What does 'guided reading' mean?(6 Posts)
Stupid question perhaps but I just can't work it out. DS not at school yet but I'm trying to get a grip on how school works, as I grew up in a totally different school system. Different language too, so learning to read was very different than what it seems to be like here.
Also, I gather that a child is ready to move to a higher reading level when they can read 90% of the words in a book without having to sound them out. (is that right?). Does this refer to their first attempt at reading a book, or to a book that they have read at school already then brought home, or maybe a book they have had home for half a week/a whole week, and read daily and now it is the night before they bring it back.
Would appreciate any pointers!
guided reading and group reading seem to mean different things in different schools so can't help with that.
with regards to the 90-95% accuracy rate, not necessarily very relevant now that they are taught with phonics so should be able to decode the words but I think it can still give a guide to their fluency and ease of reading. It should apply to the first time they come across the book IMO.
Guided reading is a session in small differentiated groups with a teacher. The book is discussed in details e.g. inferring, predicting, understanding of vocab, how the author uses language etc.

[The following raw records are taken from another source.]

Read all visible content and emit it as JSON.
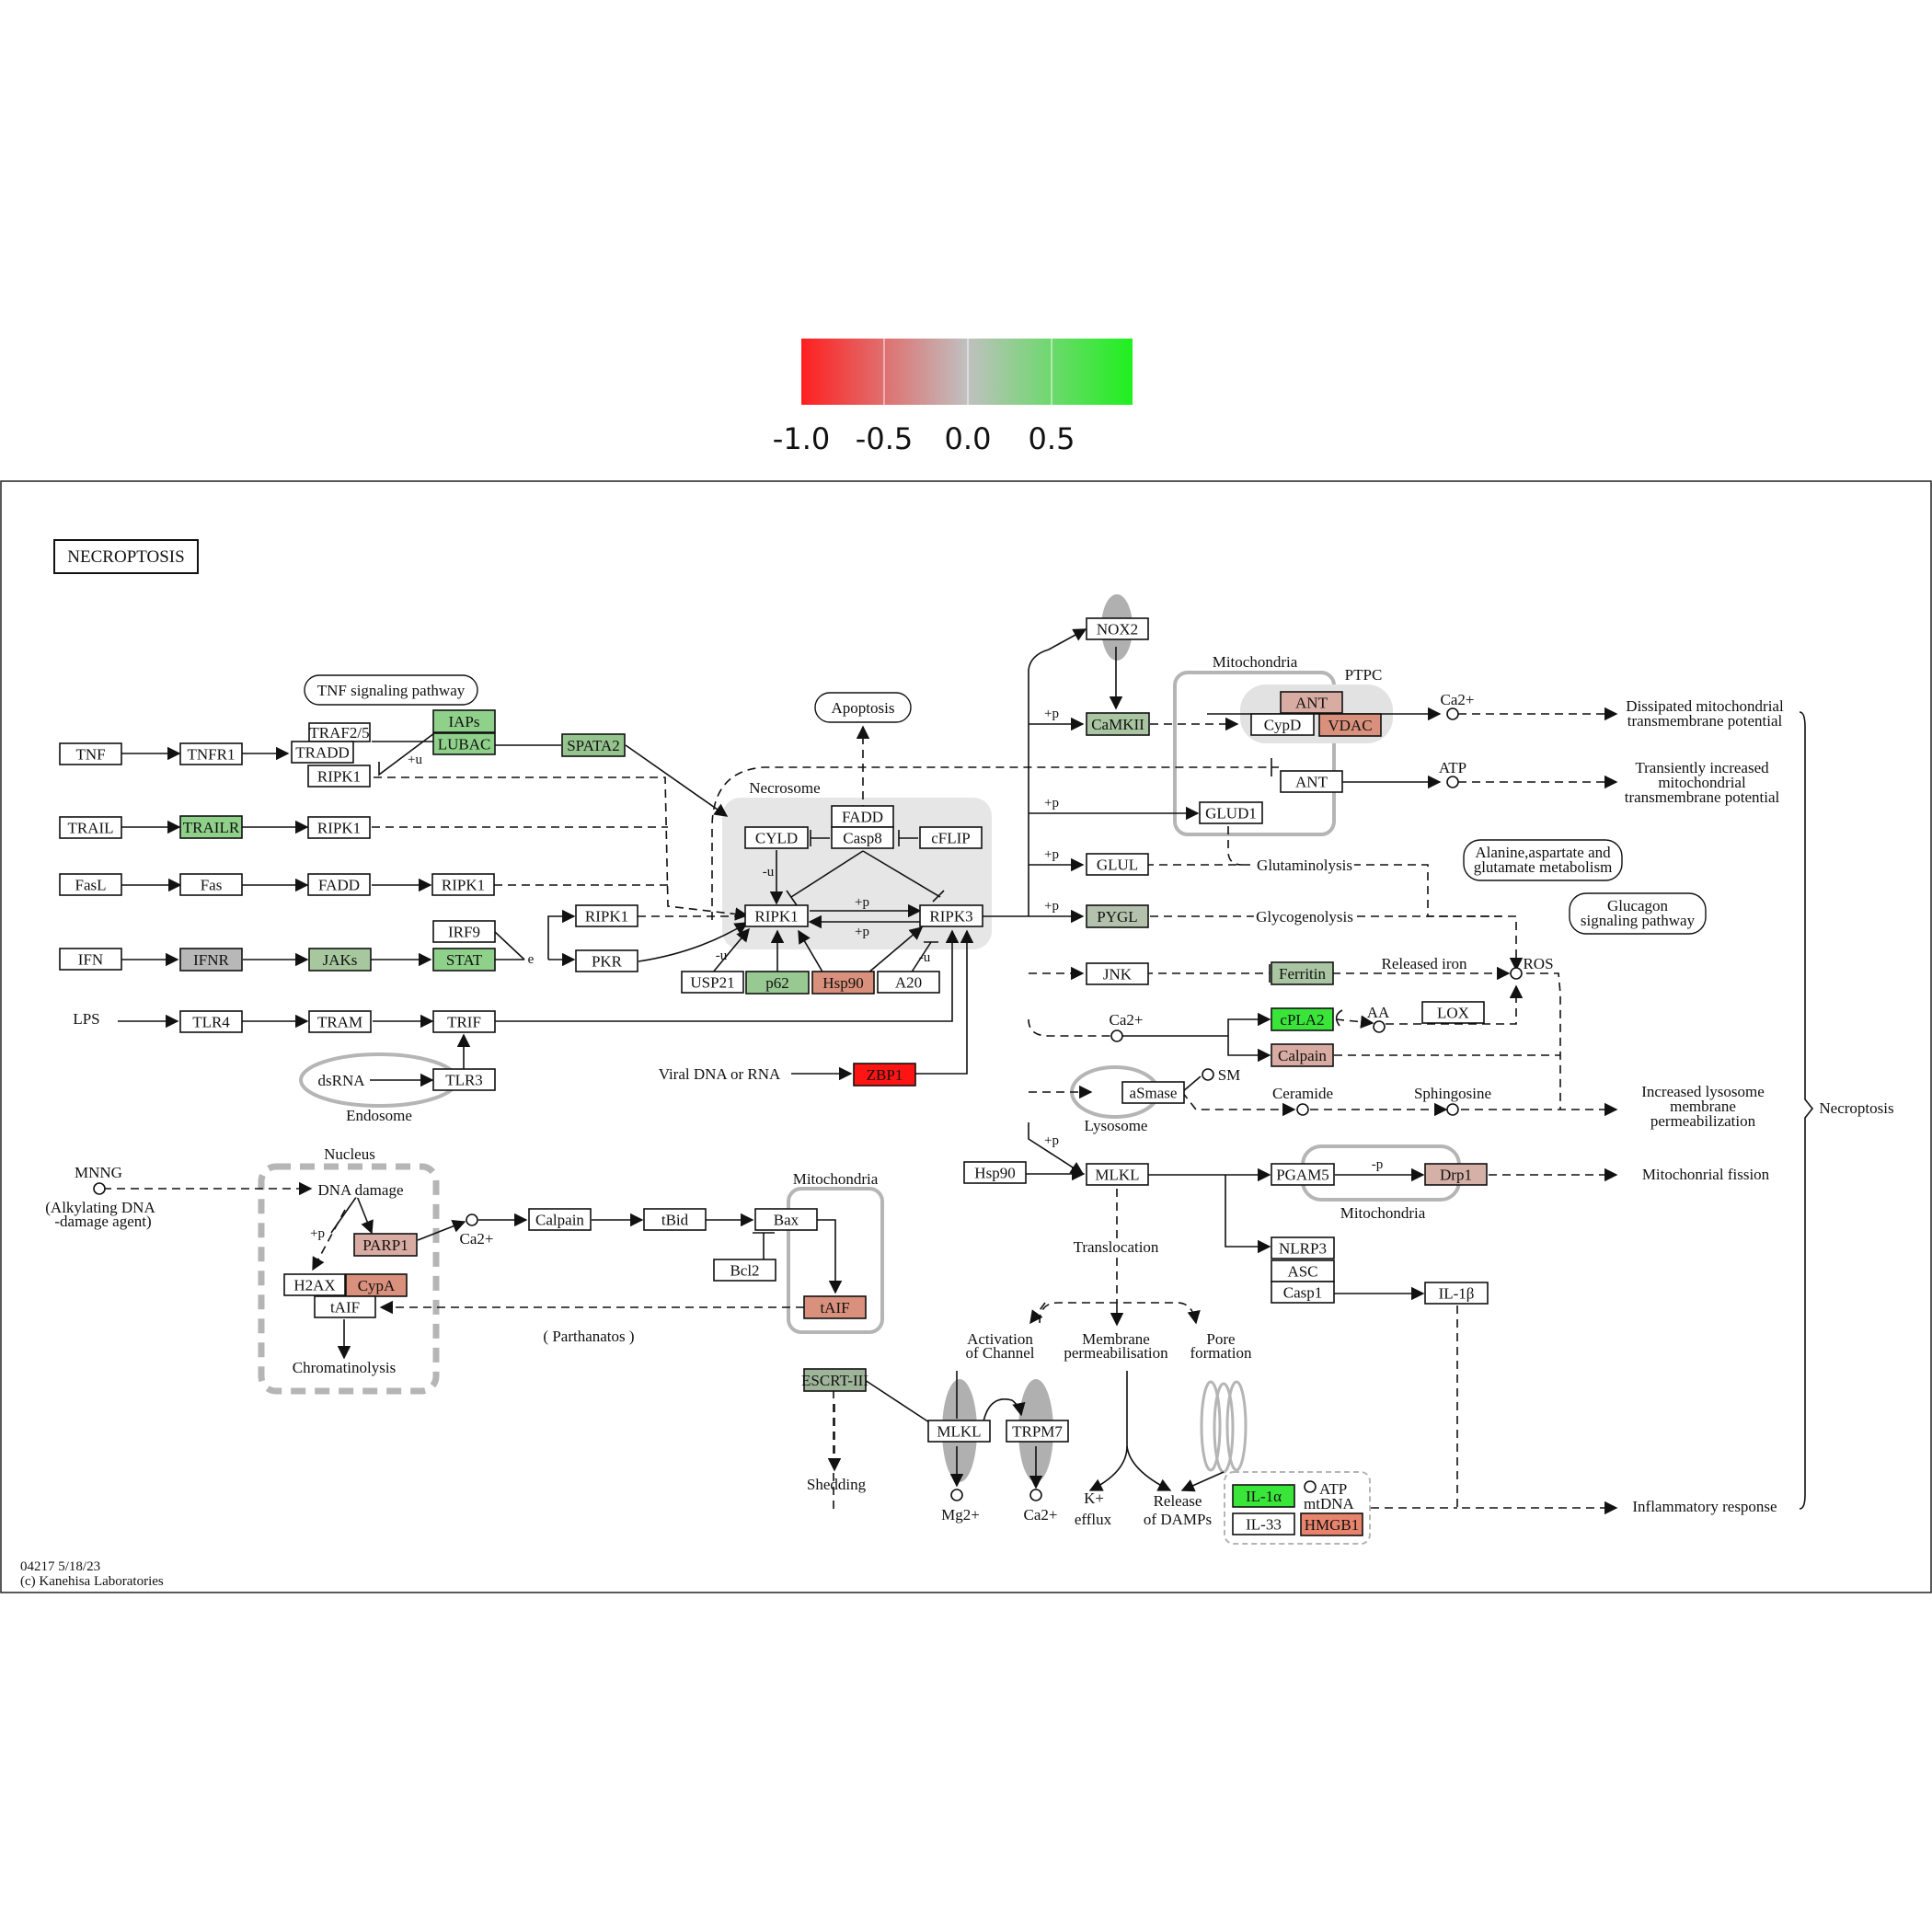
{
  "legend": {
    "ticks": [
      "-1.0",
      "-0.5",
      "0.0",
      "0.5"
    ],
    "colors": {
      "neg": "#ff2a2a",
      "mid": "#bdbdbd",
      "pos": "#25f025"
    }
  },
  "map": {
    "title": "NECROPTOSIS",
    "footer": {
      "id": "04217 5/18/23",
      "copyright": "(c) Kanehisa Laboratories"
    }
  },
  "nodes": [
    {
      "id": "tnf",
      "label": "TNF",
      "color": "#ffffff"
    },
    {
      "id": "tnfr1",
      "label": "TNFR1",
      "color": "#ffffff"
    },
    {
      "id": "traf25",
      "label": "TRAF2/5",
      "color": "#ffffff"
    },
    {
      "id": "tradd",
      "label": "TRADD",
      "color": "#ffffff"
    },
    {
      "id": "ripk1a",
      "label": "RIPK1",
      "color": "#ffffff"
    },
    {
      "id": "iaps",
      "label": "IAPs",
      "color": "#8fd18a"
    },
    {
      "id": "lubac",
      "label": "LUBAC",
      "color": "#8fd18a"
    },
    {
      "id": "spata2",
      "label": "SPATA2",
      "color": "#96c48f"
    },
    {
      "id": "trail",
      "label": "TRAIL",
      "color": "#ffffff"
    },
    {
      "id": "trailr",
      "label": "TRAILR",
      "color": "#8fd18a"
    },
    {
      "id": "ripk1b",
      "label": "RIPK1",
      "color": "#ffffff"
    },
    {
      "id": "fasl",
      "label": "FasL",
      "color": "#ffffff"
    },
    {
      "id": "fas",
      "label": "Fas",
      "color": "#ffffff"
    },
    {
      "id": "fadd1",
      "label": "FADD",
      "color": "#ffffff"
    },
    {
      "id": "ripk1c",
      "label": "RIPK1",
      "color": "#ffffff"
    },
    {
      "id": "ifn",
      "label": "IFN",
      "color": "#ffffff"
    },
    {
      "id": "ifnr",
      "label": "IFNR",
      "color": "#b8b8b8"
    },
    {
      "id": "jaks",
      "label": "JAKs",
      "color": "#a7c79f"
    },
    {
      "id": "stat",
      "label": "STAT",
      "color": "#8fd18a"
    },
    {
      "id": "irf9",
      "label": "IRF9",
      "color": "#ffffff"
    },
    {
      "id": "pkr",
      "label": "PKR",
      "color": "#ffffff"
    },
    {
      "id": "ripk1d",
      "label": "RIPK1",
      "color": "#ffffff"
    },
    {
      "id": "tlr4",
      "label": "TLR4",
      "color": "#ffffff"
    },
    {
      "id": "tram",
      "label": "TRAM",
      "color": "#ffffff"
    },
    {
      "id": "trif",
      "label": "TRIF",
      "color": "#ffffff"
    },
    {
      "id": "tlr3",
      "label": "TLR3",
      "color": "#ffffff"
    },
    {
      "id": "cyld",
      "label": "CYLD",
      "color": "#ffffff"
    },
    {
      "id": "fadd2",
      "label": "FADD",
      "color": "#ffffff"
    },
    {
      "id": "casp8",
      "label": "Casp8",
      "color": "#ffffff"
    },
    {
      "id": "cflip",
      "label": "cFLIP",
      "color": "#ffffff"
    },
    {
      "id": "ripk1m",
      "label": "RIPK1",
      "color": "#ffffff"
    },
    {
      "id": "ripk3",
      "label": "RIPK3",
      "color": "#ffffff"
    },
    {
      "id": "usp21",
      "label": "USP21",
      "color": "#ffffff"
    },
    {
      "id": "p62",
      "label": "p62",
      "color": "#99c992"
    },
    {
      "id": "hsp90a",
      "label": "Hsp90",
      "color": "#d9907c"
    },
    {
      "id": "a20",
      "label": "A20",
      "color": "#ffffff"
    },
    {
      "id": "zbp1",
      "label": "ZBP1",
      "color": "#ff1414"
    },
    {
      "id": "nox2",
      "label": "NOX2",
      "color": "#ffffff"
    },
    {
      "id": "camkii",
      "label": "CaMKII",
      "color": "#a9c5a2"
    },
    {
      "id": "ant1",
      "label": "ANT",
      "color": "#d8aca2"
    },
    {
      "id": "cypd",
      "label": "CypD",
      "color": "#ffffff"
    },
    {
      "id": "vdac",
      "label": "VDAC",
      "color": "#d9907c"
    },
    {
      "id": "ant2",
      "label": "ANT",
      "color": "#ffffff"
    },
    {
      "id": "glud1",
      "label": "GLUD1",
      "color": "#ffffff"
    },
    {
      "id": "glul",
      "label": "GLUL",
      "color": "#ffffff"
    },
    {
      "id": "pygl",
      "label": "PYGL",
      "color": "#b3c1ad"
    },
    {
      "id": "jnk",
      "label": "JNK",
      "color": "#ffffff"
    },
    {
      "id": "ferritin",
      "label": "Ferritin",
      "color": "#a9c5a2"
    },
    {
      "id": "cpla2",
      "label": "cPLA2",
      "color": "#3ae53a"
    },
    {
      "id": "lox",
      "label": "LOX",
      "color": "#ffffff"
    },
    {
      "id": "calpain1",
      "label": "Calpain",
      "color": "#d8aca2"
    },
    {
      "id": "asmase",
      "label": "aSmase",
      "color": "#ffffff"
    },
    {
      "id": "hsp90b",
      "label": "Hsp90",
      "color": "#ffffff"
    },
    {
      "id": "mlkl1",
      "label": "MLKL",
      "color": "#ffffff"
    },
    {
      "id": "pgam5",
      "label": "PGAM5",
      "color": "#ffffff"
    },
    {
      "id": "drp1",
      "label": "Drp1",
      "color": "#d5b0a6"
    },
    {
      "id": "nlrp3",
      "label": "NLRP3",
      "color": "#ffffff"
    },
    {
      "id": "asc",
      "label": "ASC",
      "color": "#ffffff"
    },
    {
      "id": "casp1",
      "label": "Casp1",
      "color": "#ffffff"
    },
    {
      "id": "il1b",
      "label": "IL-1β",
      "color": "#ffffff"
    },
    {
      "id": "parp1",
      "label": "PARP1",
      "color": "#d8aca2"
    },
    {
      "id": "h2ax",
      "label": "H2AX",
      "color": "#ffffff"
    },
    {
      "id": "cypa",
      "label": "CypA",
      "color": "#d9907c"
    },
    {
      "id": "taif1",
      "label": "tAIF",
      "color": "#ffffff"
    },
    {
      "id": "calpain2",
      "label": "Calpain",
      "color": "#ffffff"
    },
    {
      "id": "tbid",
      "label": "tBid",
      "color": "#ffffff"
    },
    {
      "id": "bax",
      "label": "Bax",
      "color": "#ffffff"
    },
    {
      "id": "bcl2",
      "label": "Bcl2",
      "color": "#ffffff"
    },
    {
      "id": "taif2",
      "label": "tAIF",
      "color": "#d9907c"
    },
    {
      "id": "escrt",
      "label": "ESCRT-III",
      "color": "#9fb59a"
    },
    {
      "id": "mlkl2",
      "label": "MLKL",
      "color": "#ffffff"
    },
    {
      "id": "trpm7",
      "label": "TRPM7",
      "color": "#ffffff"
    },
    {
      "id": "il1a",
      "label": "IL-1α",
      "color": "#3ae53a"
    },
    {
      "id": "il33",
      "label": "IL-33",
      "color": "#ffffff"
    },
    {
      "id": "hmgb1",
      "label": "HMGB1",
      "color": "#e8846d"
    }
  ],
  "labels": {
    "tnf_pathway": "TNF signaling  pathway",
    "apoptosis": "Apoptosis",
    "necrosome": "Necrosome",
    "mito_top": "Mitochondria",
    "ptpc": "PTPC",
    "ca_top": "Ca2+",
    "atp_top": "ATP",
    "dissipated": [
      "Dissipated mitochondrial",
      "transmembrane potential"
    ],
    "transient": [
      "Transiently increased",
      "mitochondrial",
      "transmembrane potential"
    ],
    "alanine": [
      "Alanine,aspartate and",
      "glutamate metabolism"
    ],
    "glucagon": [
      "Glucagon",
      "signaling pathway"
    ],
    "glutaminolysis": "Glutaminolysis",
    "glycogenolysis": "Glycogenolysis",
    "released_iron": "Released iron",
    "ros": "ROS",
    "aa": "AA",
    "ca_mid": "Ca2+",
    "sm": "SM",
    "ceramide": "Ceramide",
    "sphingosine": "Sphingosine",
    "lysosome": "Lysosome",
    "increased_lyso": [
      "Increased lysosome",
      "membrane",
      "permeabilization"
    ],
    "necroptosis": "Necroptosis",
    "mito_fission": "Mitochonrial fission",
    "mito_drp": "Mitochondria",
    "translocation": "Translocation",
    "activation": [
      "Activation",
      "of Channel"
    ],
    "membrane_perm": [
      "Membrane",
      "permeabilisation"
    ],
    "pore": [
      "Pore",
      "formation"
    ],
    "shedding": "Shedding",
    "mg": "Mg2+",
    "ca_bottom": "Ca2+",
    "k_efflux": [
      "K+",
      "efflux"
    ],
    "damps": [
      "Release",
      "of DAMPs"
    ],
    "atp_bottom": "ATP",
    "mtdna": "mtDNA",
    "inflammatory": "Inflammatory response",
    "lps": "LPS",
    "dsrna": "dsRNA",
    "endosome": "Endosome",
    "viral": "Viral DNA or RNA",
    "nucleus": "Nucleus",
    "mnng": "MNNG",
    "alkylating": [
      "(Alkylating DNA",
      "-damage agent)"
    ],
    "dna_damage": "DNA damage",
    "ca_nuc": "Ca2+",
    "chromatinolysis": "Chromatinolysis",
    "parthanatos": "( Parthanatos )",
    "mito_bax": "Mitochondria",
    "plus_u": "+u",
    "minus_u1": "-u",
    "minus_u2": "-u",
    "minus_u3": "-u",
    "plus_p_a": "+p",
    "plus_p_b": "+p",
    "plus_p_camk": "+p",
    "plus_p_glud": "+p",
    "plus_p_glul": "+p",
    "plus_p_pygl": "+p",
    "plus_p_mlkl": "+p",
    "minus_p": "-p",
    "plus_p_nuc": "+p",
    "e": "e"
  }
}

Younger children won't always get moved onto a harder book if their comprehension skills aren't as strong as their reading skills.
(I am a primary teacher btw).
Thanks both! So guided reading is not at all the same as 'reading to someone' / 'being heard reading' by say a teacher, TA, parent helper, older child. Or does it count as that as well, but guided reading is more than that?
Yes, during guided reading the teacher will listen to the children read individually, but they will also do lots of discussion.
In my dc's school guided reading is a separate lesson in itself and involves reading and discussing the story and the way it is written- a kind of book club for punctuation pedants. The book is often at a different level to one which they might read normally - much to dd2's utter disgust when being given a pink book in guided reading in yr 2. I imagine that the teacher was using it to discuss a point. Parents are never involved with guided reading in my dc's school.
At some point during reception your child will start to bring home reading books. Some children will love them, my girls hated reading. Ds happily seems to love it. I find that a child is probably ready to go up a level when they can read a book in 10 mins without sounding out many words. (slightly quicker for the first levels and a bit longer for the higher levels). You then put increasingly blatant notes in their reading record until the magic day when a teacher has heard them read and has said that they can go up a level. This is sometimes just a week or two after the last change in book band, or it can be long torturous months (think our record was over 6 months), it is not always a steady progression. A child who can decode easily may take longer to be able to understand the story so might not go up even if they can read it quickly, ds is beginning to reach the limits of his comprehension, I didn't have this with my daughters as they took so long to be able to decode words that the storylines were too easy for them.
Eventually by about the end of yr2 virtually everyone ends up able to read to a reasonable standard. Parents of children who really struggled find that their children are now reading the same books as their peers who zoomed ahead early.